Those who want to sow skepticism about global warming have been probing the University of Arizona for years, looking for weaknesses in the communications of local climate researchers.
Their tool: Arizona’s public- records law.
Last week, the university won a key legal victory against these attacks — but in a way that could harm Arizonans.
On March 25, Pima County Superior Court Judge James Marner ruled the university may withhold from release more than 1,700 emails to or from renowned climate scientists Jonathan Overpeck and Malcolm Hughes. They are two researchers who have become targets of global-warming skeptics — and their supporters in the fossil-fuel industry — because of an earlier leak of emails from a British university.
“When the release of information would have an important and harmful effect on the duties of a state agency or officer, there is discretion not to release the requested documents,” Marner noted in his ruling.
The standard is that the public agency can’t do so “arbitrarily or capriciously,” he wrote, and the university did not do so in this case.
Arizona’s public-records law is broad and applies to all the state’s universities, even though professors and employees of the university may not think of themselves as typical targets of a public-records request. The law is good because it allows for reporters and citizens alike to scrutinize the acts of government employees, including their spending of tax money.
Marner’s ruling will no doubt come as a relief to university researchers in Arizona. Overpeck, director of the UA’s Institute of the Environment, told me Thursday that releasing the data behind published research is an inherent and essential part of the scientific process. Not so, releasing the email communications that may include ideas and critiques irrelevant to the end product.
“The emails, in contrast, tend to be mostly unfinished work, incomplete work or deliberations between scientists that are necessary to reach the point where you can publish the work,” he said. “A lot of what’s going on in our email, think of it as our intellectual property. It’s the university’s intellectual property.”
A group called the Energy & Environment Legal Institute sued for the release of the emails in what is essentially a continuation of the “Climategate” conflict that began in 2009. That year, someone hacked into a server at the University of East Anglia’s Climate Research Unit and published thousands of email exchanges, including some involving Overpeck and Hughes, a regents’ professor in the UA’s renowned Tree Ring Laboratory.
The institute, it appears, is looking for something more to undermine the scientists who are showing that people are warming the planet.
That, of course, is not what David Schnare, general counsel for the institute, says. Schnare, who is also a Ph.D. environmental scientist and former EPA attorney, says releasing the withheld emails will offer a complete record of what Overpeck and Hughes really think, and whether they really have biases that affect their research.
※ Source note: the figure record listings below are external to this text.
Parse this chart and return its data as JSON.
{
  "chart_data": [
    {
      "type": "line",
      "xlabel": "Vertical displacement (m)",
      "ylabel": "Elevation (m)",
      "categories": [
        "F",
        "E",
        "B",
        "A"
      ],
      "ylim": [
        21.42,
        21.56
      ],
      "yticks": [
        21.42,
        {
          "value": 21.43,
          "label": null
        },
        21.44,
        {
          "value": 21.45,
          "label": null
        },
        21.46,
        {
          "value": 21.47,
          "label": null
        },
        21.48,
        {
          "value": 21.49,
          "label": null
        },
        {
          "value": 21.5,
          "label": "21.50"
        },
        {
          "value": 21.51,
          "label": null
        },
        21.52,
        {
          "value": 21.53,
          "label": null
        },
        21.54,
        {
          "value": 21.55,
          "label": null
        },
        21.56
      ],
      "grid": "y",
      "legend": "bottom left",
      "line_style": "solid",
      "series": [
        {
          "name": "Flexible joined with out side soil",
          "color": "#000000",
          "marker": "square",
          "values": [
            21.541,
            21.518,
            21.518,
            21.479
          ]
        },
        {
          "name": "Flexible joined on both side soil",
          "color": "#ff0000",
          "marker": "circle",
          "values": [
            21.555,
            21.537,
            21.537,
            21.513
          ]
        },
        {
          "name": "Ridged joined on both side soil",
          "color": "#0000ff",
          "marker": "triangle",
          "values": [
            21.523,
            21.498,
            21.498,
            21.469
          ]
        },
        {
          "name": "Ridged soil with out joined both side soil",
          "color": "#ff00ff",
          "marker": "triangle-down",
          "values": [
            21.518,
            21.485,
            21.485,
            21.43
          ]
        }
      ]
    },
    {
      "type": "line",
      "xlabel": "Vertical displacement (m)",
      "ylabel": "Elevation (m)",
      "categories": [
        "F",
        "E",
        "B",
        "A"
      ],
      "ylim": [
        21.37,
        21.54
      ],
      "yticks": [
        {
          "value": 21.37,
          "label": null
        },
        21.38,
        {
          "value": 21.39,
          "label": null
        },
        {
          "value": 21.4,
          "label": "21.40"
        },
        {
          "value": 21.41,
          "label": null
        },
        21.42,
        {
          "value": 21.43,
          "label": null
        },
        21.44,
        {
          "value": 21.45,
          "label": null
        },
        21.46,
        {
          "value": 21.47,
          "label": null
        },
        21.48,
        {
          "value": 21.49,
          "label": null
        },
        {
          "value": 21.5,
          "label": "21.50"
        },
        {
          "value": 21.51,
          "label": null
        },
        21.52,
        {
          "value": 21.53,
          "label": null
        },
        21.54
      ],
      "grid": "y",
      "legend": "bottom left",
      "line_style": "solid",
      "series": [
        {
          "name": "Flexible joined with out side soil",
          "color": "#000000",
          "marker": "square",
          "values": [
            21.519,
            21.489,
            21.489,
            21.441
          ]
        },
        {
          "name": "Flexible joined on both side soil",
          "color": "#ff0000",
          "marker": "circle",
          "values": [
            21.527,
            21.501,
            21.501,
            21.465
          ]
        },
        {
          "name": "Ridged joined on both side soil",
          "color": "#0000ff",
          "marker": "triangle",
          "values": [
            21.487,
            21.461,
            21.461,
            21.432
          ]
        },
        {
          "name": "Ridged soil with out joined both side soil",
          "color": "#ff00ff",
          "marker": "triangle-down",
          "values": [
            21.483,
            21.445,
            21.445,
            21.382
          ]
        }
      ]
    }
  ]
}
I told him I suspected the institute was simply looking for anything it could use to undermine the research by scientists showing humans are warming the planet, even if it’s irrelevant to the science.
“There are people who have cherry-picked emails,” Schnare said, referring to the East Anglia leak. “The question is, how badly did they cherry-pick them?”
“I’m not out there trying to find something I can cherry pick,” he said.
In the lawsuit, Schnare refers to Overpeck as being prominent in the “cause” of global warming, including “activism for environmental pressure groups.” The UA argued that being forced to release the emails in question would have a chilling effect on academic freedom.
The institute’s pursuit of the UA emails is part of a pattern. It and other groups have pursued similar email batches from climate scientists in Texas, Virginia, Alabama and Delaware. Michael Halpern of the Union of Concerned Scientists documented the pattern in a February report and called it “harassment” and “bullying.”
Yet, as bad as the motives of some record-requesters may be, the danger of withholding entire categories of emails from release is probably worse. I asked UA spokeswoman Andrea Smiley what the standards are for releasing or withholding emails that are requested, and she described it as a process of weighing the risks of release against the benefits.
The risks are higher when the emails or other communications are from early in a researcher’s process.
“With that kind of information getting out to the universe, they could draw their own, probably wrong conclusions. They don’t have all the details,” she said.
It’s true, people can misuse or misunderstand information. In fact, distortion and misdirection are a common part of public debate in the United States. The thing is, the burden is on the consumer of information to figure that out, not on the keepers of information to protect us from it.
Also, the director of the UA School of Journalism, David Cuillier, pointed out that the portions of emails that are truly intellectual property or private can be redacted by the public entity that holds them.
“They should not be keeping all the emails blanket secret,” said Cuillier, an expert in public records who is the national freedom of information chair for the Society of Professional Journalists. “They should be blotting out the information that would cause harm and let the rest through.”
In a free society, we have to be trusted to hash out what the information really means.